Genome-wide association study identifies variants at CLU and PICALM associated with Alzheimer's disease.
Harold D., Abraham R., Hollingworth P., Sims R., Gerrish A., Hamshere ML., Pahwa JS., Moskvina V., Dowzell K., Williams A., Jones N., Thomas C., Stretton A., Morgan AR., Lovestone S., Powell J., Proitsi P., Lupton MK., Brayne C., Rubinsztein DC., Gill M., Lawlor B., Lynch A., Morgan K., Brown KS., Passmore PA., Craig D., McGuinness B., Todd S., Holmes C., Mann D., Smith AD., Love S., Kehoe PG., Hardy J., Mead S., Fox N., Rossor M., Collinge J., Maier W., Jessen F., Schürmann B., Heun R., van den Bussche H., Heuser I., Kornhuber J., Wiltfang J., Dichgans M., Frölich L., Hampel H., Hüll M., Rujescu D., Goate AM., Kauwe JSK., Cruchaga C., Nowotny P., Morris JC., Mayo K., Sleegers K., Bettens K., Engelborghs S., De Deyn PP., Van Broeckhoven C., Livingston G., Bass NJ., Gurling H., McQuillin A., Gwilliam R., Deloukas P., Al-Chalabi A., Shaw CE., Tsolaki M., Singleton AB., Guerreiro R., Mühleisen TW., Nöthen MM., Moebus S., Jöckel K-H., Klopp N., Wichmann H-E., Carrasquillo MM., Pankratz VS., Younkin SG., Holmans PA., O'Donovan M., Owen MJ., Williams J.

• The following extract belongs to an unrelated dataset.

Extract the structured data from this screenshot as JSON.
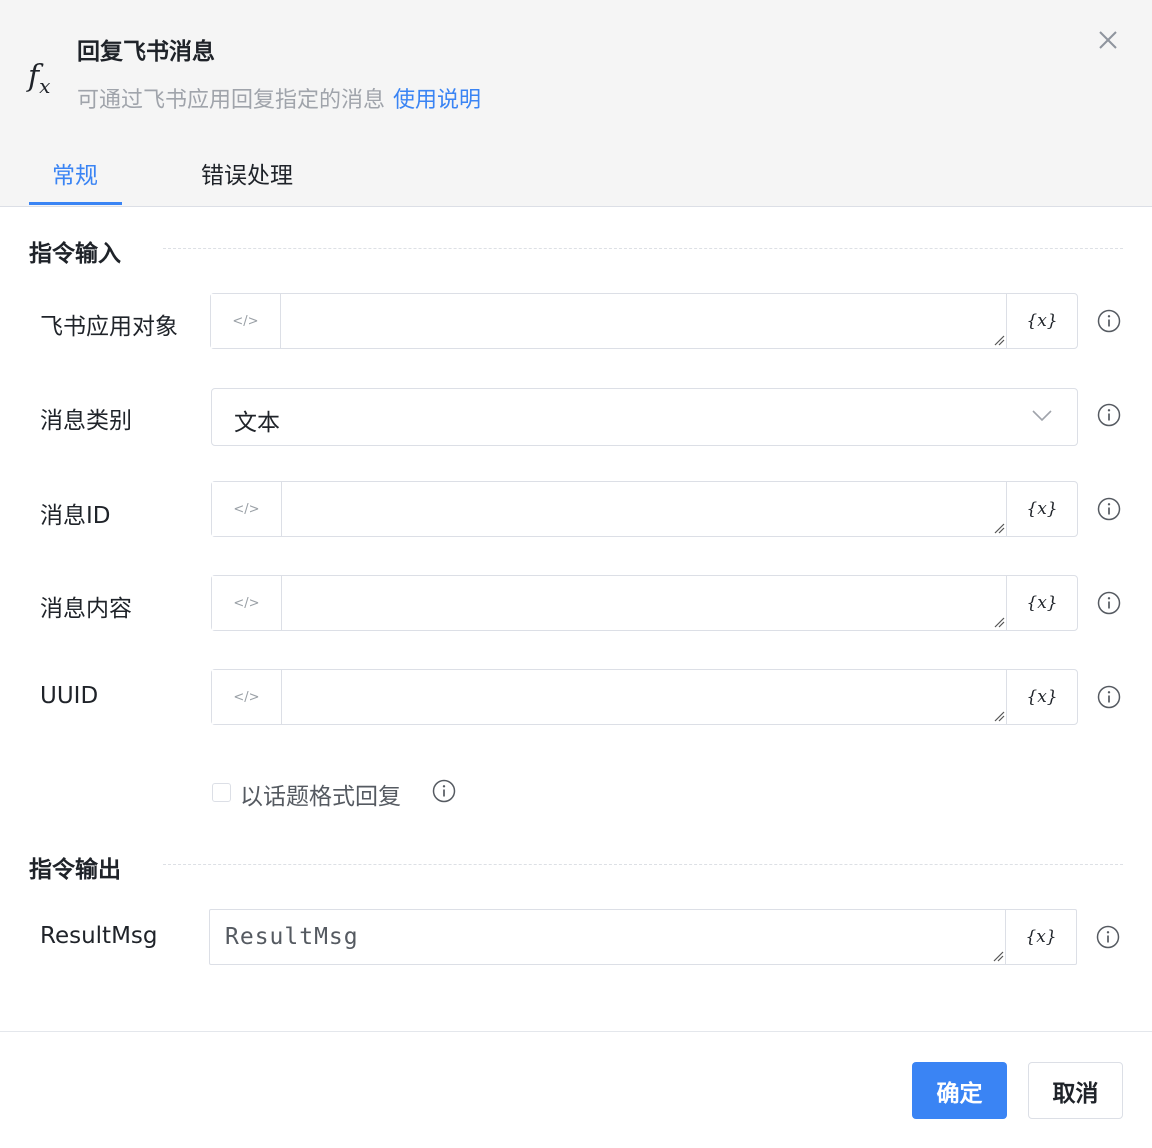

We undertook a two-stage genome-wide association study (GWAS) of Alzheimer's disease (AD) involving over 16,000 individuals, the most powerful AD GWAS to date. In stage 1 (3,941 cases and 7,848 controls), we replicated the established association with the apolipoprotein E (APOE) locus (most significant SNP, rs2075650, P = 1.8 x 10(-157)) and observed genome-wide significant association with SNPs at two loci not previously associated with the disease: at the CLU (also known as APOJ) gene (rs11136000, P = 1.4 x 10(-9)) and 5' to the PICALM gene (rs3851179, P = 1.9 x 10(-8)). These associations were replicated in stage 2 (2,023 cases and 2,340 controls), producing compelling evidence for association with Alzheimer's disease in the combined dataset (rs11136000, P = 8.5 x 10(-10), odds ratio = 0.86; rs3851179, P = 1.3 x 10(-9), odds ratio = 0.86).